Estate planning expert Liza Hanks explains that most estates don’t owe inheritance or estate taxes; it depends on how much you have and where you live.
State Inheritance and Estate Taxes
Most people don’t need to worry about state inheritance or estate taxes, which is a tax that some states impose on people who either own property in the state (estate tax) or inherit property from a resident of a state (inheritance tax).
Currently, only six states have an inheritance tax: Iowa, Kentucky, Maryland, Nebraska, New Jersey, and Pennsylvannia. Twelve states and the District of Columbia impose an estate tax on very wealthy residents: Connecticut, Hawaii, Illinois, Maine, Maryland, Massachusetts, Minnesota, New York, Oregon, Rhode Island, Vermont, and Washington.
Federal Estate Taxes
The federal government imposes only an estate tax—meaning it takes the tax from the person who died, not from the people who inherit the property. Currently, only people who die with an estate larger than $11,400,000 will owe estate tax. And couples can combine their exemptions, shielding up to $22.8 million dollars of property from the estate tax.
To put this in perspective: An estimated 2.7 million Americans died in 2018. Of those, about 4,000 estates will file tax returns. Of those returns, only 1,900 will owe estate tax. This means that less than 0.1% of Americans have taxable estates.

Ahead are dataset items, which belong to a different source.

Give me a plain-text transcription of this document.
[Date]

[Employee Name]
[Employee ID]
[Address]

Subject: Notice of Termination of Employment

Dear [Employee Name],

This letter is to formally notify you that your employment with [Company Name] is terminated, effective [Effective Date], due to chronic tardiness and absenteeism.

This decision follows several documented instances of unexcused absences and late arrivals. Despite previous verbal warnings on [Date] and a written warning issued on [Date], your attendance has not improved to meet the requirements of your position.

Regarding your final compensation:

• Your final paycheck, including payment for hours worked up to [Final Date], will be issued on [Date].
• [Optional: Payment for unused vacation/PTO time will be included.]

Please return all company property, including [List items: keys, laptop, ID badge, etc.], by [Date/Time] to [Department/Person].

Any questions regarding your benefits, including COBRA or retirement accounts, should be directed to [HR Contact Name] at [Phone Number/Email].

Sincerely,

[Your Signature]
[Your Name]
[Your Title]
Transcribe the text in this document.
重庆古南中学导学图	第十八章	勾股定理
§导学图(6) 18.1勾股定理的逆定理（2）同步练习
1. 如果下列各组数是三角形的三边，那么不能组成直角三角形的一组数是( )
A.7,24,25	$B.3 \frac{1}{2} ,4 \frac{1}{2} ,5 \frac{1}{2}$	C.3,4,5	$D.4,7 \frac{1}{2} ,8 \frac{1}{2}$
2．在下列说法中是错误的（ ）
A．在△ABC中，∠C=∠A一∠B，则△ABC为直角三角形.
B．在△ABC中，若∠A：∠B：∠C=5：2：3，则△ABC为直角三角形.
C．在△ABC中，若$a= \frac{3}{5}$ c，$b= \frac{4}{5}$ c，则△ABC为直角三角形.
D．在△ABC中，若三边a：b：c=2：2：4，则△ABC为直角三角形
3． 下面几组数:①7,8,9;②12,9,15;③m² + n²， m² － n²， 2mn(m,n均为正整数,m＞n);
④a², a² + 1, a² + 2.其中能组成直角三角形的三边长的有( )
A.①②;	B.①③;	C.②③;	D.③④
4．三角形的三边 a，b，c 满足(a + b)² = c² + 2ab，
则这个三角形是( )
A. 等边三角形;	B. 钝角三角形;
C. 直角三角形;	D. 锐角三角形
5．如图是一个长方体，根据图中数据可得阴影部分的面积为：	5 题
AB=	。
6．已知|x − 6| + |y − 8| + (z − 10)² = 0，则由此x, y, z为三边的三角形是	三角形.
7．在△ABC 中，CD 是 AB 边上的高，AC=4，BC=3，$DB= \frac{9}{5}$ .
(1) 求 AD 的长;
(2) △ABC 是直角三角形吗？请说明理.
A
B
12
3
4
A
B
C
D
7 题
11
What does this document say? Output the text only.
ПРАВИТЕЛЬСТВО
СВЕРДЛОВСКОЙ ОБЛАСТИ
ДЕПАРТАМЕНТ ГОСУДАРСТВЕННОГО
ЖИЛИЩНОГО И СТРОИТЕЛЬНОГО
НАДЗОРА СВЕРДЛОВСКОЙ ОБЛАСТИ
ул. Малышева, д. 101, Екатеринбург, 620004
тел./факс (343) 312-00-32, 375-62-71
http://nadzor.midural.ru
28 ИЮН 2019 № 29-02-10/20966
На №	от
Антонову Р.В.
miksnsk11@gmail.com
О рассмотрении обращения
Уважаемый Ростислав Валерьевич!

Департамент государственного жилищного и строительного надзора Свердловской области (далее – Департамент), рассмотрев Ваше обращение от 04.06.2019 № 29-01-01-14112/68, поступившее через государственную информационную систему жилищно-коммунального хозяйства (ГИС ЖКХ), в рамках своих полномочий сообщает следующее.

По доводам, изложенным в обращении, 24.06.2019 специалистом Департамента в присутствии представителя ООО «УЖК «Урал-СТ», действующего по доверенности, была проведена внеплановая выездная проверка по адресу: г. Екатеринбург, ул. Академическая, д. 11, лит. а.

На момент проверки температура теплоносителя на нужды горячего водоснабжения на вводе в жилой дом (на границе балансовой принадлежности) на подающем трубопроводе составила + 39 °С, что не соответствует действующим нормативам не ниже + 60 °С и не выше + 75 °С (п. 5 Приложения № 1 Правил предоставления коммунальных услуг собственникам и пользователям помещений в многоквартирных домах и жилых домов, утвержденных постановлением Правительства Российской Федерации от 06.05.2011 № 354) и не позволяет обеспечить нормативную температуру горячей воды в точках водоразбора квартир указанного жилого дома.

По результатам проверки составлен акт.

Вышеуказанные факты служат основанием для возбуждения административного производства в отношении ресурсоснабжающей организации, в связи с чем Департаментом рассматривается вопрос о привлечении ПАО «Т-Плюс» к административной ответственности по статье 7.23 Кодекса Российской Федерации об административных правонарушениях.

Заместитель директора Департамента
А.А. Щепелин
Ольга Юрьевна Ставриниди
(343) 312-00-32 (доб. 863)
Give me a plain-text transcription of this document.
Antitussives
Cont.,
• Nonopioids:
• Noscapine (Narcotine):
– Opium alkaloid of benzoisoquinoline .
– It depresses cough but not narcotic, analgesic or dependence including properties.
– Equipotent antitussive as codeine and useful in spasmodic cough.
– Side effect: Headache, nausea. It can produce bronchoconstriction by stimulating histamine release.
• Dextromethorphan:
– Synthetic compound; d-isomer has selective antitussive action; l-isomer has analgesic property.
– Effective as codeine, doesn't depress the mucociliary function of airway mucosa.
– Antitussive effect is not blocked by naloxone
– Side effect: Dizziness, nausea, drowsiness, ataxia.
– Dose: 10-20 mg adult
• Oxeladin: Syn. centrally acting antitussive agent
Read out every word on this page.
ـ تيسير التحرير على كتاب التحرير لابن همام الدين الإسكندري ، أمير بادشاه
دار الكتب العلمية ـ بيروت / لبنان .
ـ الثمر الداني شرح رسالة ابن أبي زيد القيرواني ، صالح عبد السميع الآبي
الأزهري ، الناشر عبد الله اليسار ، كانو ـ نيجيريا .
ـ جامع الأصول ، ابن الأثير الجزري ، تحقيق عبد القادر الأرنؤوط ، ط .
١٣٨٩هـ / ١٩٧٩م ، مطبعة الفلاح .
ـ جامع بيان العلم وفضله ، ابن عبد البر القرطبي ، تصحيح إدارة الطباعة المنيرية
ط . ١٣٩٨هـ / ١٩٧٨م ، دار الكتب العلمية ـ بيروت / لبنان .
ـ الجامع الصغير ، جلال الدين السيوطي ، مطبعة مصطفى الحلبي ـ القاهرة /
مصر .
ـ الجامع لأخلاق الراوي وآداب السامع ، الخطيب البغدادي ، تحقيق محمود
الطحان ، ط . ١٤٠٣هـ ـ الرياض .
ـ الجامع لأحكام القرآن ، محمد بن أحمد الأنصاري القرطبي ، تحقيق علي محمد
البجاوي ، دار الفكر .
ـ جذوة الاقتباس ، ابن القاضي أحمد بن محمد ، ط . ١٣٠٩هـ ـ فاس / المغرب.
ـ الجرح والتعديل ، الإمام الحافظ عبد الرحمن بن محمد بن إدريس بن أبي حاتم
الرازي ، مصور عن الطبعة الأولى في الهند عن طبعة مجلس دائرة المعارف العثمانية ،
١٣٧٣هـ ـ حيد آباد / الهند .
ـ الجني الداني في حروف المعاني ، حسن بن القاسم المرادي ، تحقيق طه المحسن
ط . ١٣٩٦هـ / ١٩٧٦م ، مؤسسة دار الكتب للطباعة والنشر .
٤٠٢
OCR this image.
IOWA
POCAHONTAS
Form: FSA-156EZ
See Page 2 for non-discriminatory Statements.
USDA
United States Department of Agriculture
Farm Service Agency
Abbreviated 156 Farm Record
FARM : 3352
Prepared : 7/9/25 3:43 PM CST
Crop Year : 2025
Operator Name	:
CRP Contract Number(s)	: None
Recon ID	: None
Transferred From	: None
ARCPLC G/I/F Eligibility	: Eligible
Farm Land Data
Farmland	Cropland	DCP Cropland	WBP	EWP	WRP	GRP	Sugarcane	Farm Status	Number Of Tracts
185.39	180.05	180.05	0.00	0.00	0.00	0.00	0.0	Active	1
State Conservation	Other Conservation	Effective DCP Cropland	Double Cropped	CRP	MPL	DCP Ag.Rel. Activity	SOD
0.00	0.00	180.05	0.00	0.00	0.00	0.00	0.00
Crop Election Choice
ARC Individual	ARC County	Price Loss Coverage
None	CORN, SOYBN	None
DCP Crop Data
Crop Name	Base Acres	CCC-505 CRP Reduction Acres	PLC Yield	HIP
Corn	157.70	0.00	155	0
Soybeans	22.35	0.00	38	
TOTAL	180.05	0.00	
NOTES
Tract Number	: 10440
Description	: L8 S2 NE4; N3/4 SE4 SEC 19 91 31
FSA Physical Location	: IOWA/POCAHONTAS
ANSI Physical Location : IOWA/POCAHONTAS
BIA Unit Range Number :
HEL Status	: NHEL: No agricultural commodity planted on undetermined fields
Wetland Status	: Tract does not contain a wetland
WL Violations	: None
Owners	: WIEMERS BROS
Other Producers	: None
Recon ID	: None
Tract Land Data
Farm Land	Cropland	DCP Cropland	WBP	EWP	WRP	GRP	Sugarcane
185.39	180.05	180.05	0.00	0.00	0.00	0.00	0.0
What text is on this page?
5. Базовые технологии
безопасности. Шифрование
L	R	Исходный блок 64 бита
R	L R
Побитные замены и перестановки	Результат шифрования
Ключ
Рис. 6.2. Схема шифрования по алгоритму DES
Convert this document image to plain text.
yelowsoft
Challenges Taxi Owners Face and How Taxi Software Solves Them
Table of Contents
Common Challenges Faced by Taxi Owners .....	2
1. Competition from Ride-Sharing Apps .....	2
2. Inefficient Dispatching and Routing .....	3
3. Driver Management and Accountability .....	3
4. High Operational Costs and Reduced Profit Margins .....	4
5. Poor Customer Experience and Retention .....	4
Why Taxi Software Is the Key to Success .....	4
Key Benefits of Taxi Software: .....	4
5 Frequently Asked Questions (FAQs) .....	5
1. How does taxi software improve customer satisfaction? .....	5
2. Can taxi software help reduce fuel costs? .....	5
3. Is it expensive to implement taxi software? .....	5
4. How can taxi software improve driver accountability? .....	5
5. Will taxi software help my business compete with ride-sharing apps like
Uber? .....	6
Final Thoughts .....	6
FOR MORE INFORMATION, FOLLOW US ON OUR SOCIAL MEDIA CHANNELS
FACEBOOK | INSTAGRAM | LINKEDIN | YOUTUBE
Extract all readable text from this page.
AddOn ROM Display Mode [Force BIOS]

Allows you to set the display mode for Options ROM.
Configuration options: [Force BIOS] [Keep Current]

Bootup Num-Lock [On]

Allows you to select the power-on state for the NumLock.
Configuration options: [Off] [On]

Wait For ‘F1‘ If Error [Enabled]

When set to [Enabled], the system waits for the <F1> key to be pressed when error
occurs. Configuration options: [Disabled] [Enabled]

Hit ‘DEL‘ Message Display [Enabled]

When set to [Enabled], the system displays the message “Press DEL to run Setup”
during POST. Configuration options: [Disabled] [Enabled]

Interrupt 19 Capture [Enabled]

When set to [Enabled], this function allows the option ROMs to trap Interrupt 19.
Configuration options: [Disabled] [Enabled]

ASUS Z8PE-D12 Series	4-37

When someone dies with less than the exemption amount—again, that’s most people—their estate doesn’t owe federal estate tax and the estate’s executor doesn’t need to file an estate tax return. This means that the heirs and beneficiaries inherit the estate’s property free of tax. They don’t pay income tax on it, either, because inherited property is not ordinary income. The only exception to this are inherited retirement accounts, which are subject to income tax as the assets are withdrawn.